No todo escritor es traductor, pero cuando ha combinado su propio trabajo de escritura con la versión al español de las obras que lo emocionan el resultado suele ser memorable. Diríamos que abona a la conversación, permite, por ejemplo, que “Bartleby el escribiente” de Herman Melville, en la traducción de Borges, sea parte del paisaje literario de quienes sólo lo pueden leer en español. Y aún de quienes, aunque dominen el inglés, apetezcan entrar en el triángulo al que invita una traducción donde se conversa en grupo: con el escritor del texto, con el escritor del texto en español (y las decisiones que tomó). El traductor emocionado por el texto y su sentido escudriñará en la organización del mismo, en el tono, en el ritmo y la cadencia, para preservar la fuerza estética del original, la forma y fondo que logró el autor. Sergio Pitol, un escritor siempre amable, fue el traductor de obras imprescindibles desde varias lenguas al español. Combinó su trabajo en la diplomacia con la inmersión en obras que se han reunido por la Universidad Veracruzana en la espléndida Colección Sergio Pitol. Leer El corazón de las tinieblas en la versión al español de Pitol es estar muy cerca de Conrad, de ese pasmo en la subida de la marea del Támesis y la tensión del relato que hace Marlow de la travesía Congo adentro y el encuentro con Kurts. Es imaginar a Pitol leyendo —por quién sabe qué número de vez— la novela conradiana y buscando el acomodo de las palabras para lograr la misma emoción lectora. Es como sintonizar una frecuencia.
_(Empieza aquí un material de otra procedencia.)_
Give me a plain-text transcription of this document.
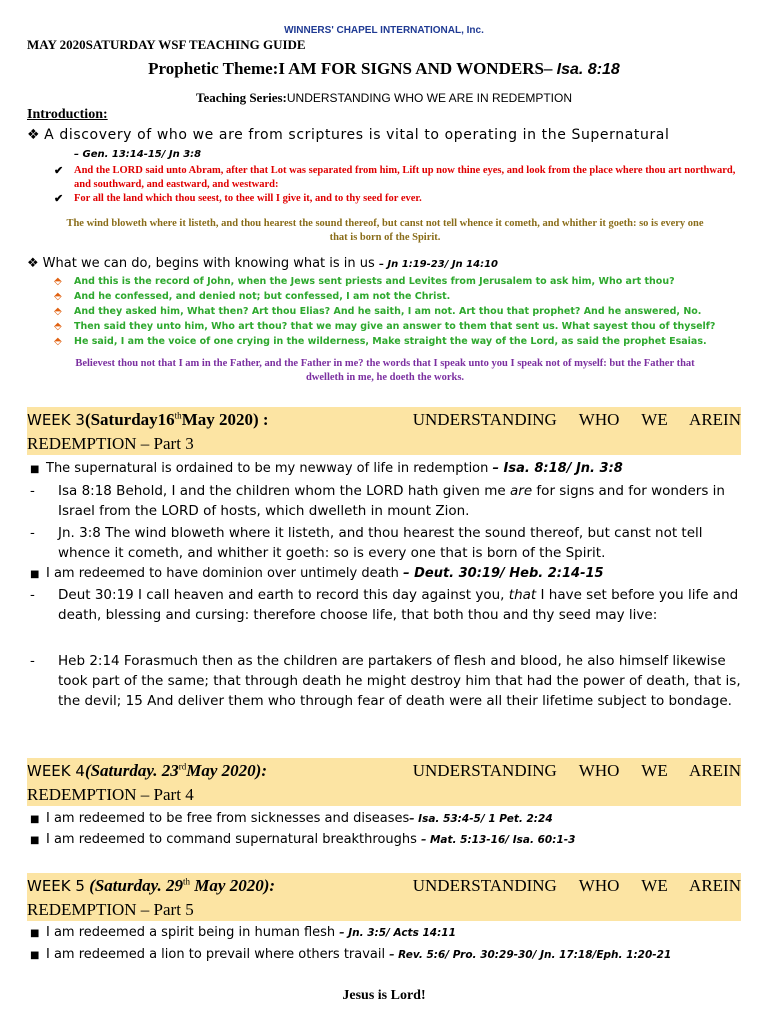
WINNERS' CHAPEL INTERNATIONAL, Inc.
MAY 2020SATURDAY WSF TEACHING GUIDE
Prophetic Theme:I AM FOR SIGNS AND WONDERS– Isa. 8:18
Teaching Series:UNDERSTANDING WHO WE ARE IN REDEMPTION
Introduction:
❖ A discovery of who we are from scriptures is vital to operating in the Supernatural
– Gen. 13:14-15/ Jn 3:8
✔	And the LORD said unto Abram, after that Lot was separated from him, Lift up now thine eyes, and look from the place where thou art northward, and southward, and eastward, and westward:
✔	For all the land which thou seest, to thee will I give it, and to thy seed for ever.
The wind bloweth where it listeth, and thou hearest the sound thereof, but canst not tell whence it cometh, and whither it goeth: so is every one that is born of the Spirit.
❖ What we can do, begins with knowing what is in us – Jn 1:19-23/ Jn 14:10
⬘	And this is the record of John, when the Jews sent priests and Levites from Jerusalem to ask him, Who art thou?
⬘	And he confessed, and denied not; but confessed, I am not the Christ.
⬘	And they asked him, What then? Art thou Elias? And he saith, I am not. Art thou that prophet? And he answered, No.
⬘	Then said they unto him, Who art thou? that we may give an answer to them that sent us. What sayest thou of thyself?
⬘	He said, I am the voice of one crying in the wilderness, Make straight the way of the Lord, as said the prophet Esaias.
Believest thou not that I am in the Father, and the Father in me? the words that I speak unto you I speak not of myself: but the Father that dwelleth in me, he doeth the works.
WEEK 3(Saturday16thMay 2020) :	UNDERSTANDING WHO WE AREIN
REDEMPTION – Part 3
■ The supernatural is ordained to be my newway of life in redemption – Isa. 8:18/ Jn. 3:8
-	Isa 8:18 Behold, I and the children whom the LORD hath given me are for signs and for wonders in Israel from the LORD of hosts, which dwelleth in mount Zion.
-	Jn. 3:8 The wind bloweth where it listeth, and thou hearest the sound thereof, but canst not tell whence it cometh, and whither it goeth: so is every one that is born of the Spirit.
■ I am redeemed to have dominion over untimely death – Deut. 30:19/ Heb. 2:14-15
-	Deut 30:19 I call heaven and earth to record this day against you, that I have set before you life and death, blessing and cursing: therefore choose life, that both thou and thy seed may live:
-	Heb 2:14 Forasmuch then as the children are partakers of flesh and blood, he also himself likewise took part of the same; that through death he might destroy him that had the power of death, that is, the devil; 15 And deliver them who through fear of death were all their lifetime subject to bondage.
WEEK 4(Saturday. 23rdMay 2020):	UNDERSTANDING WHO WE AREIN
REDEMPTION – Part 4
■ I am redeemed to be free from sicknesses and diseases– Isa. 53:4-5/ 1 Pet. 2:24
■ I am redeemed to command supernatural breakthroughs – Mat. 5:13-16/ Isa. 60:1-3
WEEK 5 (Saturday. 29th May 2020):	UNDERSTANDING WHO WE AREIN
REDEMPTION – Part 5
■ I am redeemed a spirit being in human flesh – Jn. 3:5/ Acts 14:11
■ I am redeemed a lion to prevail where others travail – Rev. 5:6/ Pro. 30:29-30/ Jn. 17:18/Eph. 1:20-21
Jesus is Lord!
Juan Villoro dijo (en estas páginas de EL UNIVERSAL) que su amigo y maestro le habló de las bondades de la traducción para un escritor, que era la mejor forma de aprender “porque es la única oportunidad de meterse auténticamente en las tripas de otro autor”. Si la lectura es ya una forma de cercanía, la traducción supone una intimidad con el autor. Estar en sus zapatos, su escritorio, su pluma, su cabeza, su desvelo, su estado de vida, su emoción, su perseguir una imagen, una idea, un detalle, el sonido del texto. Qué privilegio. Sergio Pitol lo sabía y por eso hizo puentes con sus lectores desde el checo, el húngaro, el ruso, el inglés, entre otros. Traducirlos fue no sólo estar en una obra determinada como Los papeles de Aspern o La vuelta de tuerca de Henry James, si no con ellos. ¿Qué mayor intimidad puede haber que la lectura para proveer de esa experiencia lectora a otros? Una especie de médium de una voz y una mirada. Cómo no saber más del autor para intentar comprenderlo, para ensanchar el diálogo y así armarnos a sus lectores de asideros renovados. Me refiero al estupendo libro de ensayos Adicción a los ingleses, donde Pitol nos acerca a 10 novelistas ingleses, además de los mencionados, a Evelyn Waugh, Charles Dickens, Charlotte Brönte, Jane Austen y más. Un libro compañero de otros libros. La fina sensibilidad de Pitol, su gusto por los libros desde muy niño en una familia de lectores, la enfermedad que a esa edad lo llevó a lecturas que cincelaron sus preferencias (siempre dijo que un escritor es sus lecturas). Entre sus lecturas tempranas estaban Dickens y Stevenson, ingleses, además de Verne. Adicción a los ingleses acompaña deliciosamente la lectura de estos autores. Me pregunto de dónde sacaba el tiempo y la energía para traducir un centenar de obras además de escribir las propias. ¿Nos quejamos de la falta de tiempo? Cómo no admirar a un Pitol tan sencillo y afable que no presumía los muchos premios que acumuló, incluso el Cervantes de 2005.

Descubro que mi ejemplar de Adicción a los ingleses está dedicado por Sergio Pitol en 2004. Hay algo que me estremece de sus últimos años silenciosos, de su enfermedad, aunque prevalece el recuerdo de su apostura dulce. Es sólo que ya no podré agradecerle que me haya hecho leer el cuento Kew gardens de Virginia Woolf, cuya elegancia y sutileza atesoro. Tampoco puedo agradecerle su versión de una de mis novelas favoritas, El corazón de las tinieblas, ni el saber que Ford Madox Ford (de quien tradujo El buen soldado), quien animó en la escritura a Jean Rhys, estuvo allí con Joseph Conrad mientras escribía Nostromo y dialogaban sobre narradores y tiempo, aspectos fascinantes del entramado ficticio.

Pero me queda desparramar su adicción a los ingleses, que tradujo y estudió, para animar la conversación que permanece y da vida perene a los escritores.